Estradiol is known to have a variety of biological and behavioral effects, but monitoring its function is complex given the many factors influencing its variation. This necessitates large sample sizes which are challenging in captive and wild situations. This study validates the use of opportunistically collected urinary estradiol levels (E2) for use in reproductive monitoring and behavioral research in bonobos (Pan paniscus). We analyzed frozen urine samples from four Columbus Zoo adult females over four years for estradiol and creatinine concentrations (n=117). While E2 was significantly higher in pregnant vs. non-pregnant females (F=66.30, df= 1, p<0.001) it was not significantly different between lactating and regularly cycling females (F=0.40, df= 1, p=0.5304). Among the regularly cycling females, there was a significant positive regression between E2 and sexual swelling size (F= 4.43, df=1,81, p=0.0384). No differences in E2 variation were detected between individuals in this study. Specifically, when the amount of variation in estradiol due to sexual swelling was statistically controlled for, there was no significant effect of age (n=83, r=0.08059, p=0.4689) or rank (n=83, r=0.1361, p=0.22) on estradiol variation. Overall, these findings indicate that opportunistically sampled urinary estradiol can be paired with visual observation to help detect changes in reproductive status. The shift from lactational amenorrhea back to estrogen cycling may be less clearly defined than expected, and uneven sampling may exacerbate difficulty in detecting some of the more subtle shifts in estradiol levels. While it is known that extended maximal tumescence in bonobos may function to obscure the exact date of ovulation, we did confirm that ratings of visual tumescence still provide useful information regarding relative estradiol levels. By publishing more methodologies and results of this kind, we hope to promote the continued study of estradiol in bonobos as it is relevant to both health monitoring and behavioral research goals.

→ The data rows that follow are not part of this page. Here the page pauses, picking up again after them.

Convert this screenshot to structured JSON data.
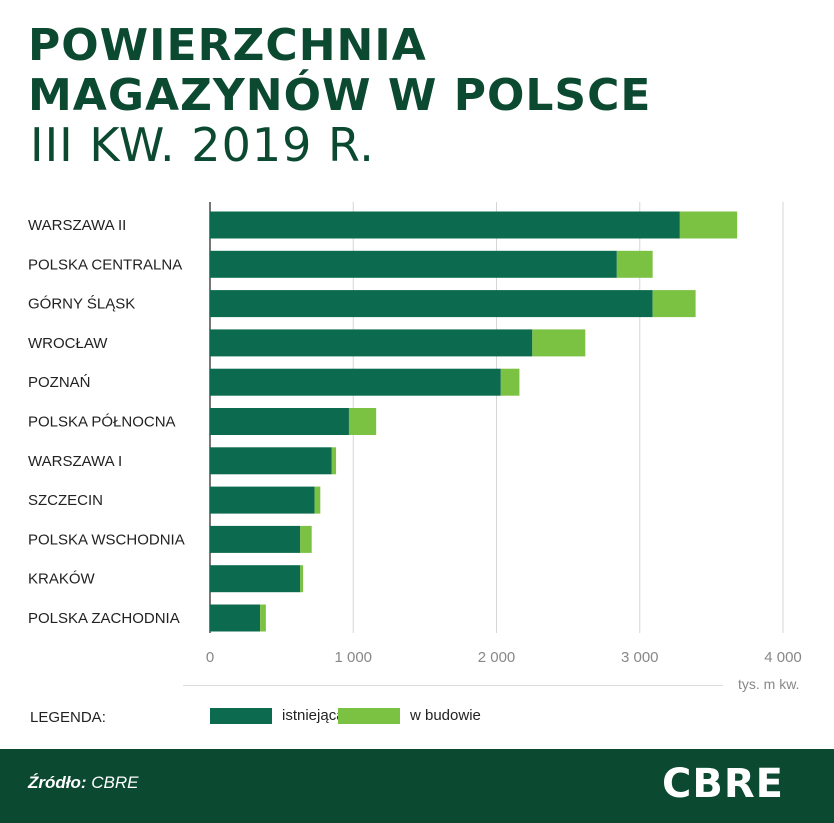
{
  "header": {
    "title_line1": "POWIERZCHNIA",
    "title_line2": "MAGAZYNÓW W POLSCE",
    "subtitle": "III KW. 2019 R."
  },
  "legend": {
    "title": "LEGENDA:",
    "items": [
      {
        "label": "istniejąca",
        "color": "#0c6b4e"
      },
      {
        "label": "w budowie",
        "color": "#7cc242"
      }
    ]
  },
  "footer": {
    "source_prefix": "Źródło:",
    "source_value": "CBRE",
    "logo": "CBRE"
  },
  "chart_data": {
    "type": "bar",
    "orientation": "horizontal",
    "stacked": true,
    "categories": [
      "WARSZAWA II",
      "POLSKA CENTRALNA",
      "GÓRNY ŚLĄSK",
      "WROCŁAW",
      "POZNAŃ",
      "POLSKA PÓŁNOCNA",
      "WARSZAWA I",
      "SZCZECIN",
      "POLSKA WSCHODNIA",
      "KRAKÓW",
      "POLSKA ZACHODNIA"
    ],
    "series": [
      {
        "name": "istniejąca",
        "color": "#0c6b4e",
        "values": [
          3280,
          2840,
          3090,
          2250,
          2030,
          970,
          850,
          730,
          630,
          630,
          350
        ]
      },
      {
        "name": "w budowie",
        "color": "#7cc242",
        "values": [
          400,
          250,
          300,
          370,
          130,
          190,
          30,
          40,
          80,
          20,
          40
        ]
      }
    ],
    "xlim": [
      0,
      4000
    ],
    "xticks": [
      0,
      1000,
      2000,
      3000,
      4000
    ],
    "xtick_labels": [
      "0",
      "1 000",
      "2 000",
      "3 000",
      "4 000"
    ],
    "xlabel": "tys. m kw.",
    "grid": true
  }
}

Subjects for this study included four adult female bonobos housed at the Columbus Zoo and Aquarium (CZA) in Columbus, Ohio, USA. Samples were collected for these individuals during the summer months of 2012, 2013, 2014, and 2015. Urine samples were collected by CZA staff either by using a free catch method in which individual subjects urinated through the mesh caging directly into a collection cup, or, by pipetting urine directly off a clean floor surface into a plastic cryo-tube. All subjects had received previous training to urinate on command in exchange for a small food reward. 

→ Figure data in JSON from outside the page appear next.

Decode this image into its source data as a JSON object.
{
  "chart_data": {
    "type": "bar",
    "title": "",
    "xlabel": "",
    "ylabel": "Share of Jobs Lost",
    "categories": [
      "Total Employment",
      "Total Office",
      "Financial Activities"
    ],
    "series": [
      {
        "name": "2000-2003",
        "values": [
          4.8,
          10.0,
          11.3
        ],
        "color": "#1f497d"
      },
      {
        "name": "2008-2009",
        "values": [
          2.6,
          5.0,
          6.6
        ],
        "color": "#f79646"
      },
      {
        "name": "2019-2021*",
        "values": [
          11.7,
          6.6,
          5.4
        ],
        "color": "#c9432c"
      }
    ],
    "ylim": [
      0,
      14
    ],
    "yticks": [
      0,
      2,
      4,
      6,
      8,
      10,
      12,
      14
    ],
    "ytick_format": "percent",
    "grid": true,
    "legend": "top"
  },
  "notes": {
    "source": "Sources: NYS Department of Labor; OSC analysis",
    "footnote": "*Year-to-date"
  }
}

Upon collection, samples were immediately frozen and stored at -20°C until they were packed on dry ice and shipped overnight to the Global Health Biomarker Lab at the University of Oregon in Eugene, OR where they were stored at -80°C until time of analysis. 

For analysis, samples were brought to room temperature and diluted (1:4) in assay buffer supplied in the 96-well Detect X® Estradiol ELISA Kit from Arbor Assays™ (catalog no. K030-H) and assayed according to the kit manufacturer’s instructions. The manufacturer of this kit reported the detection limit for this assay as 39.6 pg/mL. This Arbor Assays ELISA protocol is validated for use with urinary samples as well as with human and animal models. Each plate allows for 40 samples to be run in duplicate.

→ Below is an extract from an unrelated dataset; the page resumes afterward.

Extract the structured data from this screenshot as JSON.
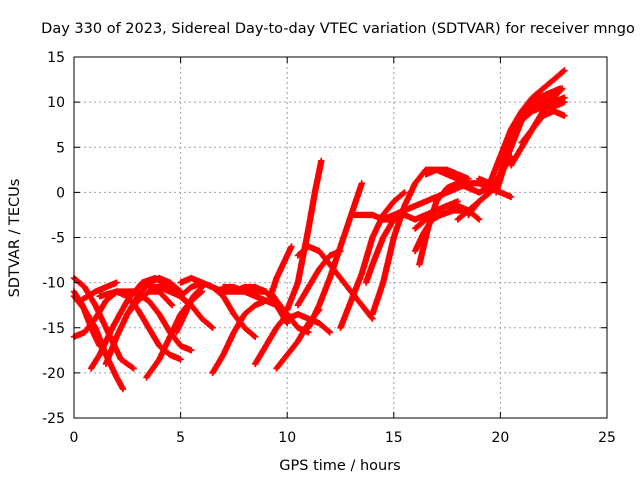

To control for variation in the amount and concentration of urine samples, all samples were assayed for creatinine concentrations using DetectX® Urinary Creatinine Detection Kits from Arbor Assays™ (catalog no. K002-H). The manufacturer listed the detection limit for this assay as 0.019 mg/dL. Samples run for creatinine were diluted (1:20) and run according to the kit manufacturer’s instructions. All plates were read using a BioTek™ microplate reader and analyzed with Gen5™ software version 2.0.

Of the frozen urinary samples available, we were able to assay a total of 31 samples from Ana Neema, 16 from Lady, 48 from Susie, and 22 from Unga for a total of 117 samples. The estradiol concentration values obtained from these assays were corrected for creatinine concentration by dividing the estradiol concentration value of each sample by its respective creatinine value.